Small is beautiful
Blackberry Books on Granville Island has chopped its space, brightened its lighting and fine-tuned its inventory
Rebecca Wigod, Vancouver Sun
Published: Saturday, May 20, 2006
Blackberry Books, which opened in 1979, mere months after nearby Granville Island Public Market, has trimmed down its floor space and amped up its lighting. And, most important, it has stopped trying to be all things to all people. It's hoped that the changes -- achieved through a renovation that cost nearly $100,000 -- will sharpen the store's appeal and profitability.
"It didn't seem like a midsize bookstore was really the way to go any more," manager Joseph Stewart says of the remake, which has chopped his store's square footage from 1,400 to 800. We're not going to have everything Chapters has, but we can compete by being a good bookstore with a good list in a sort of boutique setting."
The store, in Granville Island's Net Loft, reopened April 14. Now it's concentrating on the genres its customers favour: high-quality fiction, mysteries, history/current events, children's books and cookbooks. Sections that weren't as important to customers -- gardening, crafts, art books, architecture, religion and philosophy -- but were, paradoxically, targets for thieves, have been given the heave-ho.
"People don't buy how-to books and craft books and gardening books any more. They can go look all that stuff up online," says Stewart, who believes business savvy -- not just a love of books -- is a must for independent booksellers in the age of Chapters, Amazon, Costco and Wal-Mart.

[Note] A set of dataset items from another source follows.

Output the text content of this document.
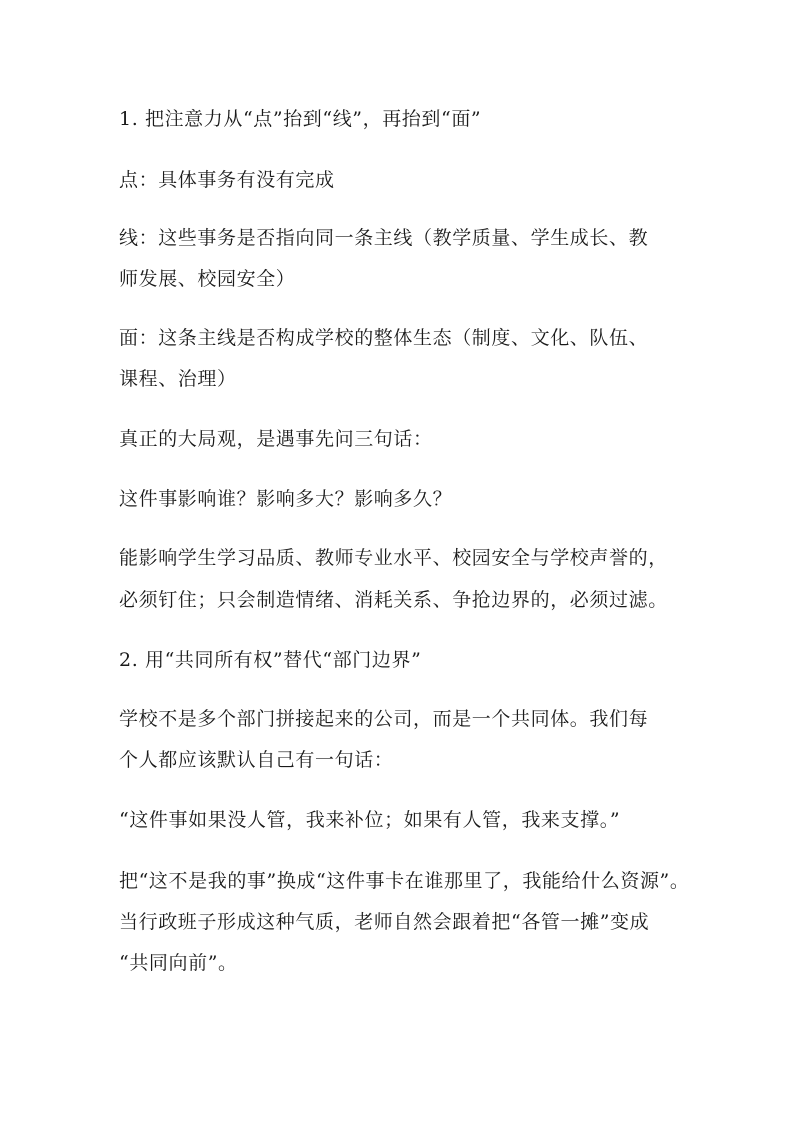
1. 把注意力从“点”抬到“线”，再抬到“面”
点：具体事务有没有完成
线：这些事务是否指向同一条主线（教学质量、学生成长、教
师发展、校园安全）
面：这条主线是否构成学校的整体生态（制度、文化、队伍、
课程、治理）
真正的大局观，是遇事先问三句话：
这件事影响谁？影响多大？影响多久？
能影响学生学习品质、教师专业水平、校园安全与学校声誉的，
必须钉住；只会制造情绪、消耗关系、争抢边界的，必须过滤。
2. 用“共同所有权”替代“部门边界”
学校不是多个部门拼接起来的公司，而是一个共同体。我们每
个人都应该默认自己有一句话：
“这件事如果没人管，我来补位；如果有人管，我来支撑。”
把“这不是我的事”换成“这件事卡在谁那里了，我能给什么资源”。
当行政班子形成这种气质，老师自然会跟着把“各管一摊”变成
“共同向前”。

Stewart, 31, has grown up at Blackberry Books. He was four years old when his parents, Lucy and Dale, opened the store. (They were taking a chance, since no one could be sure that Granville Island would become a hot destination.) From the age of 12 until he finished university, he worked at the store part-time. And in the mid-1990s, when things got really tough for independent bookstores, he started managing it.
He and his parents didn't renovate out of desperation. "Last year, we probably had our best year in six years," Stewart says. "But we want to stick around, and we want to be smart about it." Brighter lighting in the store makes shopping easier for older customers. And, combined with the more compact floor plan, it makes shoplifting harder. The recently departed religion section was always being stolen from, according to Stewart. "Somebody stole The Good Karma Handbook. I am not making this up." Bob Dylan's memoir, Chronicles: Volume One, also finds its way into the pockets of the dishonest because "people love to steal Bob Dylan."
Blackberry's renovation also includes new shelving and new computer software. Using the software, the six employees (three full-time, three part-time) can locate the books that customers request and bring them in quickly.
And now they have the Internet at their fingertips. Stewart says that, in the past, when a customer came in and asked which writer had just won the Man Booker Prize, "you either knew it or you looked a little stupid. Now, Google-Google, boom -- you have that information immediately."
When an independent bookstore closes its doors after a long run -- Women In Print, the Granville Book Company and Black Sheep Books have all folded their tents in recent years -- it always make the news. But Stewart insists that not every story in the world of independent bookselling is a sad one. To him, Blackberry's new look feels like a rebirth.